A judge who will sleep better knowing that the AHI blog has validated his opinion: Christopher M. Klein
In parsing through the decision, I realized that not only is it fine work for itself – as a ruling in a municipality bankruptcy cast – it does much more. In addition to settling some key questions once and for all (assuming that if appealed it is upheld, which I am confident it will be), it does two other tremendously valuable things, if only we have the wit to see them,
In that post, I went exhaustively into CalPERS’ legislative coup, enacting a law to make itself invulnerable to later political challenge, a stranglehold that the tentacular fund maintains today:
What do the actuarial tables say about your life expectancy?
The Public Employee Retirement Law (PERL) hands over fiscal accountability to unaccountable actuaries
[The law] allowed the PERS board to hire its own actuaries–experts who calculate the contributions needed to keep the fund sound–instead of using those named by the governor, as state law requires.

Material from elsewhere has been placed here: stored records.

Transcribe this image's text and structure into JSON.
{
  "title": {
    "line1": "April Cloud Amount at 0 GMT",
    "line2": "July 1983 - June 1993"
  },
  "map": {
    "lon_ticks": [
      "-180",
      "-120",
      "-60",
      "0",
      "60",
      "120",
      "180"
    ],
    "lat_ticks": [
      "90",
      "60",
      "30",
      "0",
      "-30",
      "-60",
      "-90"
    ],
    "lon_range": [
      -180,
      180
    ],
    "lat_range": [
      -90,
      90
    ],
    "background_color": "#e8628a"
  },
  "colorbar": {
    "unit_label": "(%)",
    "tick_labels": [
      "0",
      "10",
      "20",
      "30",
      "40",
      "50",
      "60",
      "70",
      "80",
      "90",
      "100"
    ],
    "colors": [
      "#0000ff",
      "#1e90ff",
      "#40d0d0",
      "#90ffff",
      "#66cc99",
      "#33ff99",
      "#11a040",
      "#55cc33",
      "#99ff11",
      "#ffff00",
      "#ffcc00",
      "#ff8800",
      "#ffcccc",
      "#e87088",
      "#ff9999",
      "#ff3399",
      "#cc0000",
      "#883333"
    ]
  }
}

Translation: We become bulletproof and accountable to no one but the public-employee unions.
File all the legislation you want, see if I care
It was a bloodless coup, and the plotters spent big to make it happen:
Backers of the initiative raised $1.6 million by Sept. 30, Common Cause reported, while there is no organized financial effort in opposition.

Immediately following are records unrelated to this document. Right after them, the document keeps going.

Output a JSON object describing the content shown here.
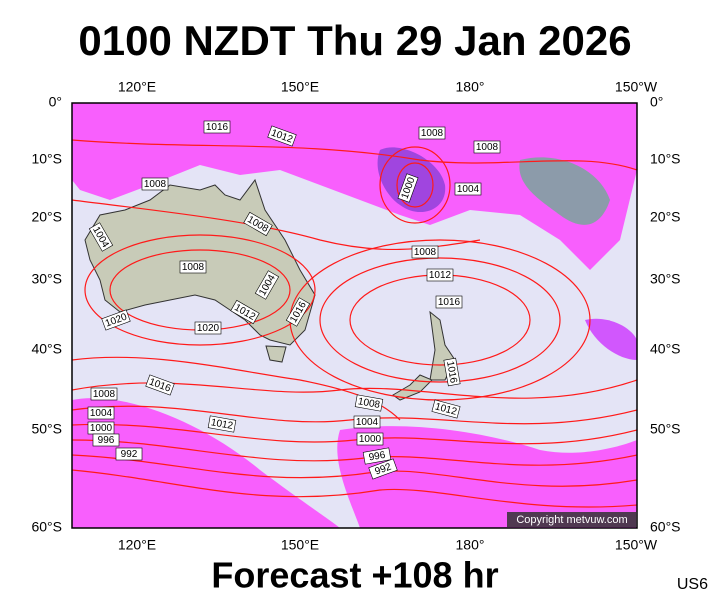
{
  "title": "0100 NZDT Thu 29 Jan 2026",
  "footer": "Forecast +108 hr",
  "code": "US6",
  "copyright": "Copyright metvuw.com",
  "lon_labels": [
    "120°E",
    "150°E",
    "180°",
    "150°W"
  ],
  "lat_labels": [
    "0°",
    "10°S",
    "20°S",
    "30°S",
    "40°S",
    "50°S",
    "60°S"
  ],
  "isobar_labels": [
    "1016",
    "1012",
    "1008",
    "1008",
    "1008",
    "1000",
    "1004",
    "1004",
    "1008",
    "1008",
    "1008",
    "1012",
    "1004",
    "1016",
    "1012",
    "1016",
    "1020",
    "1020",
    "1016",
    "1016",
    "1008",
    "1008",
    "1012",
    "1004",
    "1012",
    "1004",
    "1000",
    "1000",
    "996",
    "992",
    "996",
    "992"
  ]
}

Ron Roach of the California Taxpayers Association. said the change would “create a lack of accountability and give public employee pension boards–which often are dominated by public employee unions–control over the amount of taxpayer contributions, which are in fact taxpayer dollars.”
CalPERs controls the actuaries, and the unions control CalPERS.
All is clouded by desire
The result, as Judge Klein methodically laid it out, is a board that is controlled by public employees’ representatives:
Once a municipality agrees to a CalPERS contract, the CalPERS board gets into a position to block changes in the municipality’s pensions by saying a local change would adversely affect the system.
These PERL provisions creating the termination lien and the immunity from Bankruptcy Code contract modification are non-uniform. They selectively protect only CalPERS and CalPERS pensions. They do not apply to any other California municipal pension.
How on earth could the great state of California be so asleep in 1992 as to allow this lock-stock-and-barrel takeover of a chunk of state government by a self-interested body?
We were multitasking
Though back then I asked the question rhetorically, the answer is practical: they were artfully, aggressively, and consciously deceived.